From 9d0bf3d884a44cd371aec76a376bcafb0367d9bd Mon Sep 17 00:00:00 2001
From: Jacob Silterra <silterra@mit.edu>
Date: Thu, 6 Jun 2024 10:25:51 -0400
Subject: [PATCH] Set any nans/infs in model scores to a small value.

    With some low (but non-trivial) frequency, processing through the convolutional layers diverge and node attributes become a mixture of nan and inf (which seem to all turn to nan). This later throws an exception during the Kabsch transform, which ruins results for the whole complex. Setting these to 0 basically skips an iteration, at worst it ruins one of the sampled complexes, but leaves the others. Note this is only applied to the main model, *not* the confidence model.
---
 utils/sampling.py | 18 +++++++++++++++++-
 1 file changed, 17 insertions(+), 1 deletion(-)

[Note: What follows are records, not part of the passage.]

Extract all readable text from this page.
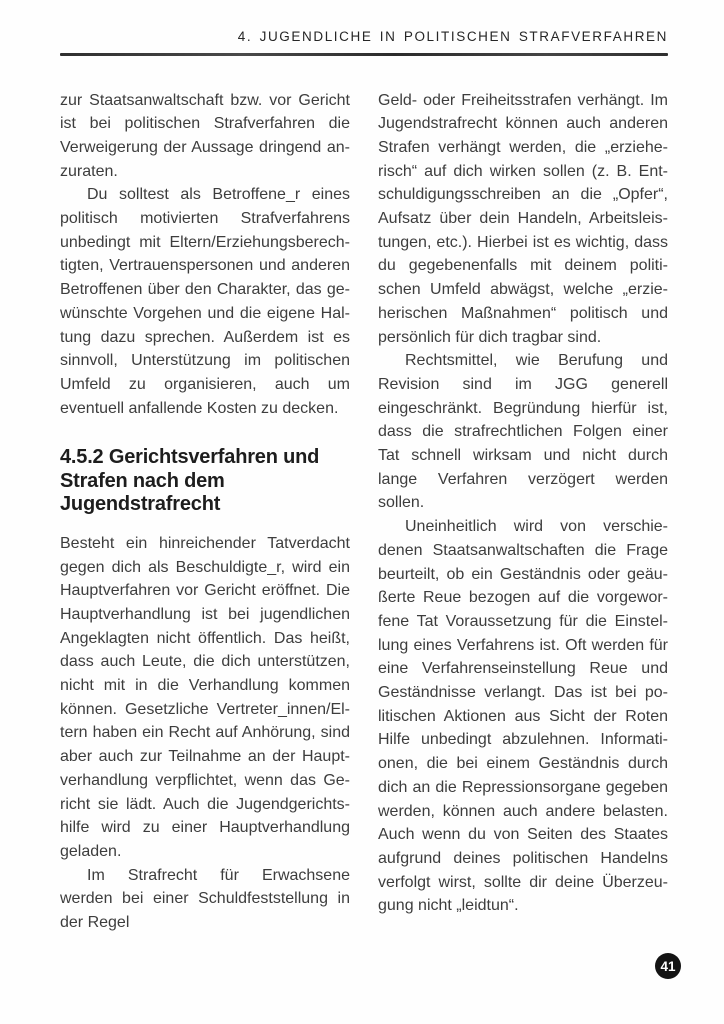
4. JUGENDLICHE IN POLITISCHEN STRAFVERFAHREN

zur Staatsanwaltschaft bzw. vor Gericht ist bei politischen Strafverfahren die Verweigerung der Aussage dringend anzuraten.

Du solltest als Betroffene_r eines politisch motivierten Strafverfahrens unbedingt mit Eltern/Erziehungsberechtigten, Vertrauenspersonen und anderen Betroffenen über den Charakter, das gewünschte Vorgehen und die eigene Haltung dazu sprechen. Außerdem ist es sinnvoll, Unterstützung im politischen Umfeld zu organisieren, auch um eventuell anfallende Kosten zu decken.

4.5.2 Gerichtsverfahren und
Strafen nach dem Jugendstrafrecht

Besteht ein hinreichender Tatverdacht gegen dich als Beschuldigte_r, wird ein Hauptverfahren vor Gericht eröffnet. Die Hauptverhandlung ist bei jugendlichen Angeklagten nicht öffentlich. Das heißt, dass auch Leute, die dich unterstützen, nicht mit in die Verhandlung kommen können. Gesetzliche Vertreter_innen/Eltern haben ein Recht auf Anhörung, sind aber auch zur Teilnahme an der Hauptverhandlung verpflichtet, wenn das Gericht sie lädt. Auch die Jugendgerichtshilfe wird zu einer Hauptverhandlung geladen.

Im Strafrecht für Erwachsene werden bei einer Schuldfeststellung in der Regel

Geld- oder Freiheitsstrafen verhängt. Im Jugendstrafrecht können auch anderen Strafen verhängt werden, die „erzieherisch“ auf dich wirken sollen (z. B. Entschuldigungsschreiben an die „Opfer“, Aufsatz über dein Handeln, Arbeitsleistungen, etc.). Hierbei ist es wichtig, dass du gegebenenfalls mit deinem politischen Umfeld abwägst, welche „erzieherischen Maßnahmen“ politisch und persönlich für dich tragbar sind.

Rechtsmittel, wie Berufung und Revision sind im JGG generell eingeschränkt. Begründung hierfür ist, dass die strafrechtlichen Folgen einer Tat schnell wirksam und nicht durch lange Verfahren verzögert werden sollen.

Uneinheitlich wird von verschiedenen Staatsanwaltschaften die Frage beurteilt, ob ein Geständnis oder geäußerte Reue bezogen auf die vorgeworfene Tat Voraussetzung für die Einstellung eines Verfahrens ist. Oft werden für eine Verfahrenseinstellung Reue und Geständnisse verlangt. Das ist bei politischen Aktionen aus Sicht der Roten Hilfe unbedingt abzulehnen. Informationen, die bei einem Geständnis durch dich an die Repressionsorgane gegeben werden, können auch andere belasten. Auch wenn du von Seiten des Staates aufgrund deines politischen Handelns verfolgt wirst, sollte dir deine Überzeugung nicht „leidtun“.

41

diff --git a/utils/sampling.py b/utils/sampling.py
index 67f3c50..78b2434 100644
--- a/utils/sampling.py
+++ b/utils/sampling.py
@@ -9,8 +9,8 @@ from torch_geometric.loader import DataLoader
 from utils.diffusion_utils import modify_conformer, set_time, modify_conformer_batch
 from utils.torsion import modify_conformer_torsion_angles
 from scipy.spatial.transform import Rotation as R
-
 from utils.utils import crop_beyond
+from utils.logging_utils import get_logger
 
 
 def randomize_position(data_list, no_torsion, no_random, tr_sigma_max, pocket_knowledge=False, pocket_cutoff=7,
@@ -72,6 +72,7 @@ def sampling(data_list, model, inference_steps, tr_schedule, rot_schedule, tor_s
              temp_sampling=1.0, temp_psi=0.0, temp_sigma_data=0.5, return_features=False):
     N = len(data_list)
     trajectory = []
+    logger = get_logger()
     if return_features:
         lig_features, rec_features = [], []

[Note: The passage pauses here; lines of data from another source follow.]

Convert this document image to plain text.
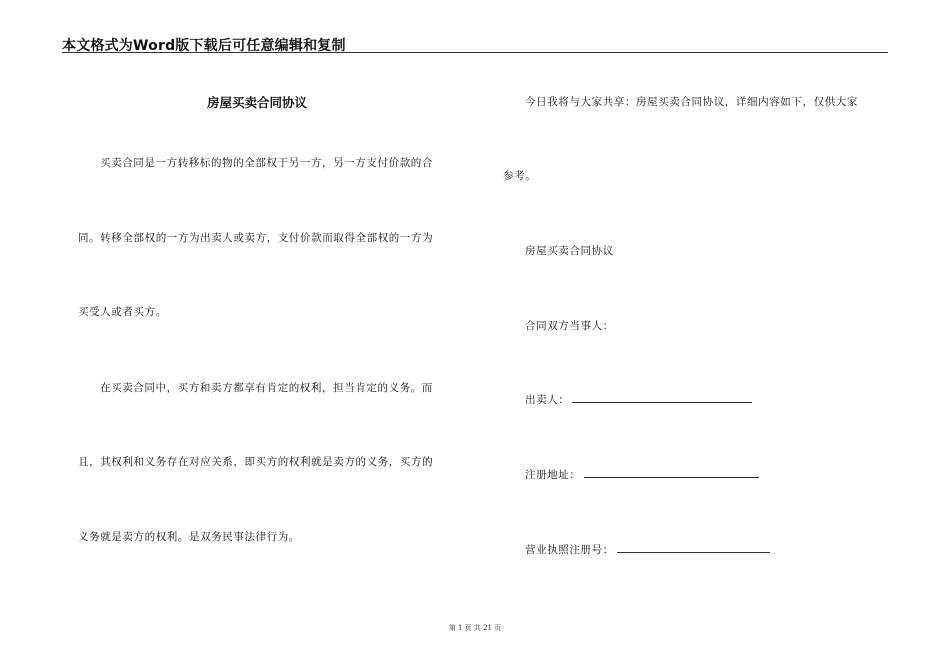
本文格式为Word版下载后可任意编辑和复制
房屋买卖合同协议
买卖合同是一方转移标的物的全部权于另一方，另一方支付价款的合
同。转移全部权的一方为出卖人或卖方，支付价款而取得全部权的一方为
买受人或者买方。
在买卖合同中，买方和卖方都享有肯定的权利，担当肯定的义务。而
且，其权利和义务存在对应关系，即买方的权利就是卖方的义务，买方的
义务就是卖方的权利。是双务民事法律行为。
今日我将与大家共享：房屋买卖合同协议，详细内容如下，仅供大家
参考。
房屋买卖合同协议
合同双方当事人：
出卖人：
注册地址：
营业执照注册号：
第 1 页 共 21 页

         assert batch_size >= N, "Not implemented yet"
@@ -113,6 +114,21 @@ def sampling(data_list, model, inference_steps, tr_schedule, rot_schedule, tor_s
                          'all_atoms' in model_args and model_args.all_atoms, device)
 
                 tr_score, rot_score, tor_score = model(mod_complex_graph_batch)[:3]
+                mean_scores = torch.mean(tr_score, dim=-1)
+                num_nans = torch.sum(torch.isnan(mean_scores))
+                if num_nans > 0:
+                    name = complex_graph_batch['name']
+                    if isinstance(name, list):
+                        name = name[0]
+                    logger.warning(f"Complex {name} Batch {batch_id+1} Inference Iteration {t_idx}: "
+                                   f"{num_nans} / {mean_scores.numel()} samples failed")
+
+                    # Set the nan values to a small value, just want to disturb slightly
+                    # Hopefully won't get nan the next iteration
+                    tr_score.nan_to_num_(nan=(eps := 0.01*torch.nanmean(tr_score.abs())), posinf=eps, neginf=-eps)
+                    rot_score.nan_to_num_(nan=(eps := 0.01*torch.nanmean(rot_score.abs())), posinf=eps, neginf=-eps)
+                    tor_score.nan_to_num_(nan=(eps := 0.01*torch.nanmean(tor_score.abs())), posinf=eps, neginf=-eps)
+                    del eps
 
                 tr_g = tr_sigma * torch.sqrt(torch.tensor(2 * np.log(model_args.tr_sigma_max / model_args.tr_sigma_min)))
                 rot_g = rot_sigma * torch.sqrt(torch.tensor(2 * np.log(model_args.rot_sigma_max / model_args.rot_sigma_min)))